As Hensarling views it, the public will have to stop rewarding politicians for "bringing home the bacon." "Clearly, the American people are going to have to be more involved in the dialogue," he said. And "there just might be a fight to political supremacy to see whose ideas get to be enacted."

Unlike Hensarling, Johnson, a nine-term lawmaker representing mostly southern Dallas County, hasn't made fiscal issues the focus of her career. But she does have some ideas. For a start, she's happy to let Bush-era tax cuts for the wealthy expire later this year.

 Ending the wars in Iraq and Afghanistan would be both good policy and a boon to the budget, she said. The tally since Sept. 11, 2001, is just over $1 trillion. "That would save a lot of money," Johnson said.

Tinkering with Social Security has long been seen as political suicide. But both Dallas lawmakers would be willing to raise the retirement age for younger workers. Johnson would also expand the payroll tax to cover higher incomes; currently, income above $106,800 is exempt.

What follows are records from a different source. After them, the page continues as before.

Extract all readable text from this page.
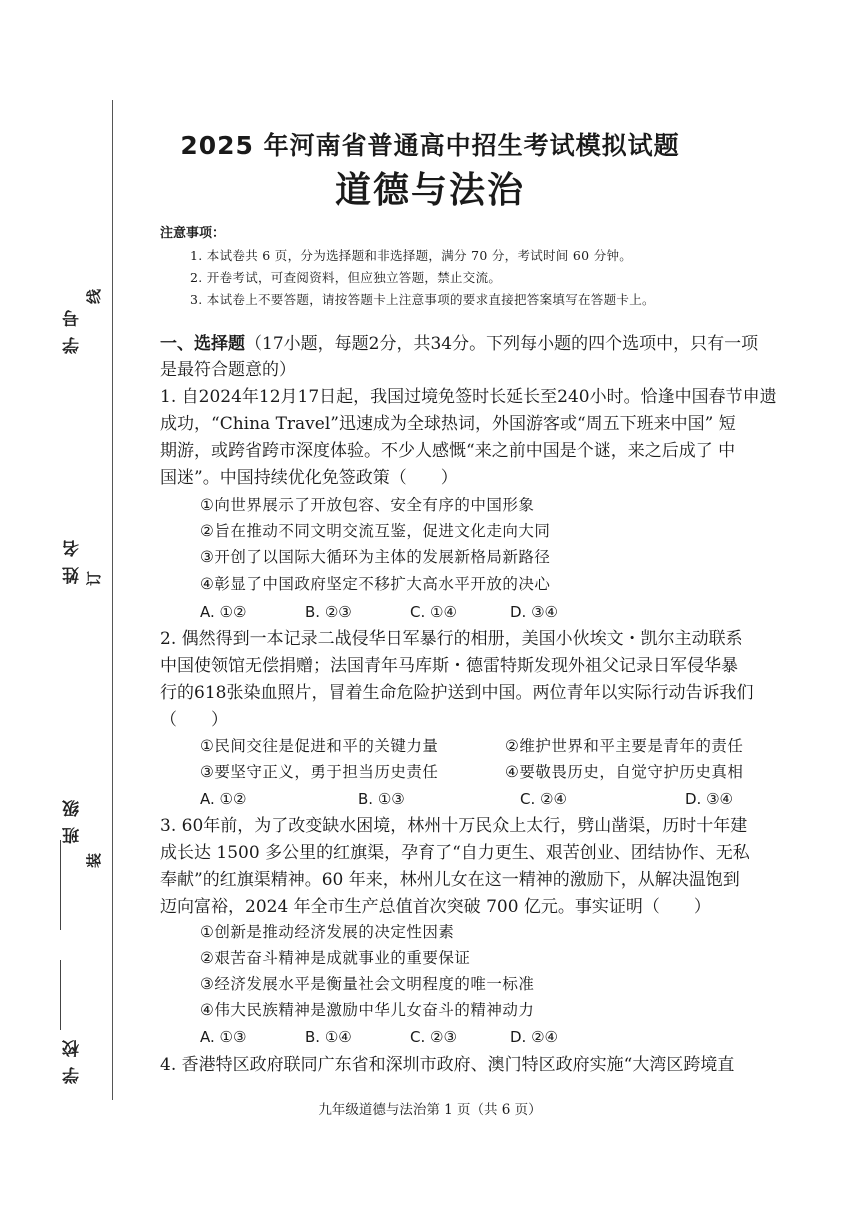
学号
姓名
班级
学校
线
订
装
2025 年河南省普通高中招生考试模拟试题
道德与法治
注意事项：
1. 本试卷共 6 页，分为选择题和非选择题，满分 70 分，考试时间 60 分钟。
2. 开卷考试，可查阅资料，但应独立答题，禁止交流。
3. 本试卷上不要答题，请按答题卡上注意事项的要求直接把答案填写在答题卡上。
一、选择题（17小题，每题2分，共34分。下列每小题的四个选项中，只有一项
是最符合题意的）
1. 自2024年12月17日起，我国过境免签时长延长至240小时。恰逢中国春节申遗
成功，“China Travel”迅速成为全球热词，外国游客或“周五下班来中国” 短
期游，或跨省跨市深度体验。不少人感慨“来之前中国是个谜，来之后成了 中
国迷”。中国持续优化免签政策（　　）
①向世界展示了开放包容、安全有序的中国形象
②旨在推动不同文明交流互鉴，促进文化走向大同
③开创了以国际大循环为主体的发展新格局新路径
④彰显了中国政府坚定不移扩大高水平开放的决心
A. ①②	B. ②③	C. ①④	D. ③④
2. 偶然得到一本记录二战侵华日军暴行的相册，美国小伙埃文・凯尔主动联系
中国使领馆无偿捐赠；法国青年马库斯・德雷特斯发现外祖父记录日军侵华暴
行的618张染血照片，冒着生命危险护送到中国。两位青年以实际行动告诉我们
（　　）
①民间交往是促进和平的关键力量	②维护世界和平主要是青年的责任
③要坚守正义，勇于担当历史责任	④要敬畏历史，自觉守护历史真相
A. ①②	B. ①③	C. ②④	D. ③④
3. 60年前，为了改变缺水困境，林州十万民众上太行，劈山凿渠，历时十年建
成长达 1500 多公里的红旗渠，孕育了“自力更生、艰苦创业、团结协作、无私
奉献”的红旗渠精神。60 年来，林州儿女在这一精神的激励下，从解决温饱到
迈向富裕，2024 年全市生产总值首次突破 700 亿元。事实证明（　　）
①创新是推动经济发展的决定性因素
②艰苦奋斗精神是成就事业的重要保证
③经济发展水平是衡量社会文明程度的唯一标准
④伟大民族精神是激励中华儿女奋斗的精神动力
A. ①③	B. ①④	C. ②③	D. ②④
4. 香港特区政府联同广东省和深圳市政府、澳门特区政府实施“大湾区跨境直
九年级道德与法治第 1 页（共 6 页）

"We're living longer and healthier," she said. "Whatever we do would not be easy. I wish the last president had thought about that. ...

"But we are where we are. Since the people know what shape we're in, there would be some willingness."

She hasn't given much thought to new taxes, though she'd start with employers that take jobs offshore. She doubts Republicans would cooperate on anything that violates their insistence on tax-cutting.

"No matter what is proposed, it is proved by experience that most of the Republicans aren't going to go along with it," she said.

Hensarling is unapologetic for fighting to hold down taxes.

The government envisioned by President Barack Obama or House Speaker Nancy Pelosi "is far more large, intrusive and expensive than the government I'm looking for," he said. "Why is the onus on me to vote for taxes to fund the social welfare state that they desire?"